Dziennikarka dodaje, że ludzie czują się pozostawieni samym sobie. - Kijów nic nie robi, żeby nas obronić przed rosyjską okupacją, on tylko prowadzi rozmowy. Odnosi się wrażenie, że na Ukrainie nie ma w ogóle władzy. I teraz może na nas napaść każdy, kto chce i z kilkoma oddziałami wojska zająć dowolny obszar - powiedziała.
Budżurowa podaje również, że z przejętego raportu wynika, że wszystkie wjazdy na Krym są kontrolowane przez ludzi w rosyjskich mundurach bez oznaczeń, uzbrojonych w automaty i karabiny maszynowe.

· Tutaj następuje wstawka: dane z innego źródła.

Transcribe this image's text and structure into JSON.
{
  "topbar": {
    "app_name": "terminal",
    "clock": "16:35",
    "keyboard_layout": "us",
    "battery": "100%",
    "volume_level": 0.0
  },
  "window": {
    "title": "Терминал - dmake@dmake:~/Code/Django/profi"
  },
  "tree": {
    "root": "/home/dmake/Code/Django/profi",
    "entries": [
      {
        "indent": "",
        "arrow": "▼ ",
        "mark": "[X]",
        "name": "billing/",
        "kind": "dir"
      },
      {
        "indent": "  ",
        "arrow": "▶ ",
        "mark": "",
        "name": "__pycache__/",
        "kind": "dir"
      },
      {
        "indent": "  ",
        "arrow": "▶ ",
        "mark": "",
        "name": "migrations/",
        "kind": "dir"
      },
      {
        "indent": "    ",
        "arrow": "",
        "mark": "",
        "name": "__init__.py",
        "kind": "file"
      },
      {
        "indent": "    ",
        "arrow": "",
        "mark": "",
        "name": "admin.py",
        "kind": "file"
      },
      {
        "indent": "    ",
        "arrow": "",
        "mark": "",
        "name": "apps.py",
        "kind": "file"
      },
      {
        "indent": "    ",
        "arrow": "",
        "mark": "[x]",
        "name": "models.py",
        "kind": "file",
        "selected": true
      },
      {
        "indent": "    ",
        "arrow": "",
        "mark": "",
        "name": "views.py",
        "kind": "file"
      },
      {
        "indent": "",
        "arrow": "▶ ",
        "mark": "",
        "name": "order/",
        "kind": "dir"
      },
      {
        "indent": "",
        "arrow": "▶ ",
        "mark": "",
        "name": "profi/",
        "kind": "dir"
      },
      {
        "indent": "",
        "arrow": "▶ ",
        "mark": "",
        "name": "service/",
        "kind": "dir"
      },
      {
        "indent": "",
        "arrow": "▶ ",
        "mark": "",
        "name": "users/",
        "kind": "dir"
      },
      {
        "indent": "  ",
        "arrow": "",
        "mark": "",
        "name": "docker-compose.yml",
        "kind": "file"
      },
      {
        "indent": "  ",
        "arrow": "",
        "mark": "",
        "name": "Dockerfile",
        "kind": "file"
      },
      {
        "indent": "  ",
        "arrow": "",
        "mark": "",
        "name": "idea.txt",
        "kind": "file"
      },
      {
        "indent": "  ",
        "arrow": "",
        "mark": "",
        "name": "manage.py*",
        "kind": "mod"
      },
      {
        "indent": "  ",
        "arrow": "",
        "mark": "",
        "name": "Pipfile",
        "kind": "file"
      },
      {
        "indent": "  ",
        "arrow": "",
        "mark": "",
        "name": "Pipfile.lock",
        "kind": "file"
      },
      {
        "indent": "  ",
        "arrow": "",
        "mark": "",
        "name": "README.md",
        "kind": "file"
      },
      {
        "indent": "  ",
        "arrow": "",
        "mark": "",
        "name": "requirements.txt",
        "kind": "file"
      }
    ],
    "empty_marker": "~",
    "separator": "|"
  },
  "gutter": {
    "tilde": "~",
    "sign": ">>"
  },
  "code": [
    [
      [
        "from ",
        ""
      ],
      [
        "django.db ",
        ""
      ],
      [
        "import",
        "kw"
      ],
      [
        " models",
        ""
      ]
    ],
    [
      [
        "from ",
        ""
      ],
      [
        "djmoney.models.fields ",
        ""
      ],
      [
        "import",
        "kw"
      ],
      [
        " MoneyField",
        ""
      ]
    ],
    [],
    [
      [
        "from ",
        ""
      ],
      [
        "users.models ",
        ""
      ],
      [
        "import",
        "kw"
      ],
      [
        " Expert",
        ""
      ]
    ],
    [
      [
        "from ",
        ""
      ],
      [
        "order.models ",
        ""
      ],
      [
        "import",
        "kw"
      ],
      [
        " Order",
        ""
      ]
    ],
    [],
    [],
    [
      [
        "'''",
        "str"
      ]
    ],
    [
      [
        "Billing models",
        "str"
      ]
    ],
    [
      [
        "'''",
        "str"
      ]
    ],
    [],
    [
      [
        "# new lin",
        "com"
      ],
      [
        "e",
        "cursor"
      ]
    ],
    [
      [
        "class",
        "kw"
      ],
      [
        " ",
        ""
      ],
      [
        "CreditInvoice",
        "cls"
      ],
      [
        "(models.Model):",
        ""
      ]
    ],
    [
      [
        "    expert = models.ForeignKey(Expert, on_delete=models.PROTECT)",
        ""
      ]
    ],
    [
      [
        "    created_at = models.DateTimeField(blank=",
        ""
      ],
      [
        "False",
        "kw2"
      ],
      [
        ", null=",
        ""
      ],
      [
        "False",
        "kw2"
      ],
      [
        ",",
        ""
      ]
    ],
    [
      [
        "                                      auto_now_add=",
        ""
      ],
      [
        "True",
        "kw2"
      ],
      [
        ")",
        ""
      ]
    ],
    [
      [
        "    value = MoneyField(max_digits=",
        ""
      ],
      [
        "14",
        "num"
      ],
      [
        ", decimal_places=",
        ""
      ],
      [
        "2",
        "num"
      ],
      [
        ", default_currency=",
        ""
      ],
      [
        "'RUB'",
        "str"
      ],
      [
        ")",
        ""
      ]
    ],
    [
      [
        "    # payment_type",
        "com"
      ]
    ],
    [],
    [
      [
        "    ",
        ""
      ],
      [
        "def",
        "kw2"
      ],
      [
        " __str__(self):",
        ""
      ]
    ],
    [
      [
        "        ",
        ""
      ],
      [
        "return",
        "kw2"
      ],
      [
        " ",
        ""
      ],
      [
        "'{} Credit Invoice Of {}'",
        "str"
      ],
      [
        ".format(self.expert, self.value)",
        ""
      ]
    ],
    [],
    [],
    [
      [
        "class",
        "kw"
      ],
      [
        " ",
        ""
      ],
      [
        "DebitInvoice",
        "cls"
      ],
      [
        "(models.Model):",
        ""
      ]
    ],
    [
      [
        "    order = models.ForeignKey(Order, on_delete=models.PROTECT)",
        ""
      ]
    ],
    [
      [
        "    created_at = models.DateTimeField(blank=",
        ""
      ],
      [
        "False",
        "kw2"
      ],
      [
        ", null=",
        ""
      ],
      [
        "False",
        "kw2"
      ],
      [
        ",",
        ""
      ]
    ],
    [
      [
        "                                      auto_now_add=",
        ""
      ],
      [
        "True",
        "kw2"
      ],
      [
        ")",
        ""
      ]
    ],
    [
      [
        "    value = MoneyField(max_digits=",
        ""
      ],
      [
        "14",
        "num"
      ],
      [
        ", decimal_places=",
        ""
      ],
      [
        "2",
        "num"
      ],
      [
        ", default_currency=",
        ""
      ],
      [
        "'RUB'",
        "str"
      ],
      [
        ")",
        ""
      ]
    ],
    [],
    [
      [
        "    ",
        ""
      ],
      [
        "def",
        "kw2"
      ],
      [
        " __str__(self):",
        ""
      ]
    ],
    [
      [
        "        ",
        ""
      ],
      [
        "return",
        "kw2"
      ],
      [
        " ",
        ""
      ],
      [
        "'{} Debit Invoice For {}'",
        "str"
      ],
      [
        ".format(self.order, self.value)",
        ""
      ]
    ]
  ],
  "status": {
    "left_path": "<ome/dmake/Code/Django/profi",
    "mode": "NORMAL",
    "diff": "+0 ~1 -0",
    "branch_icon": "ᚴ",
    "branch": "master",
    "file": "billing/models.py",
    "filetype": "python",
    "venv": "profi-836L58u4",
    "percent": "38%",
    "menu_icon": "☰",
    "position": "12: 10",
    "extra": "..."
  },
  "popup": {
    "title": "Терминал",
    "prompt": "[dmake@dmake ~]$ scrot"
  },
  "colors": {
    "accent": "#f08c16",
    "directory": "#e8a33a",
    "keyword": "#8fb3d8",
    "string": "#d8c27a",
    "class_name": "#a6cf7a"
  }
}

Sytuacja na Krymie była przedmiotem obrad Rady Najwyższej, czyli parlamentu Ukrainy. Andrij Parubij szef Rady Bezpieczeństwa Ukrainy informował, że Ukraińska milicja kontroluje lotniska na Krymie. Pojawiły się jednak informacje, że lotniska w Symferopolu i Sewastopolu zostały otoczone przez uzbrojonych mężczyzn bez oznaczeń na mundurach. Na Krymie mają lądować rosyjskie samoloty transportowe, a do Symferopola zmierzają transportery opancerzone.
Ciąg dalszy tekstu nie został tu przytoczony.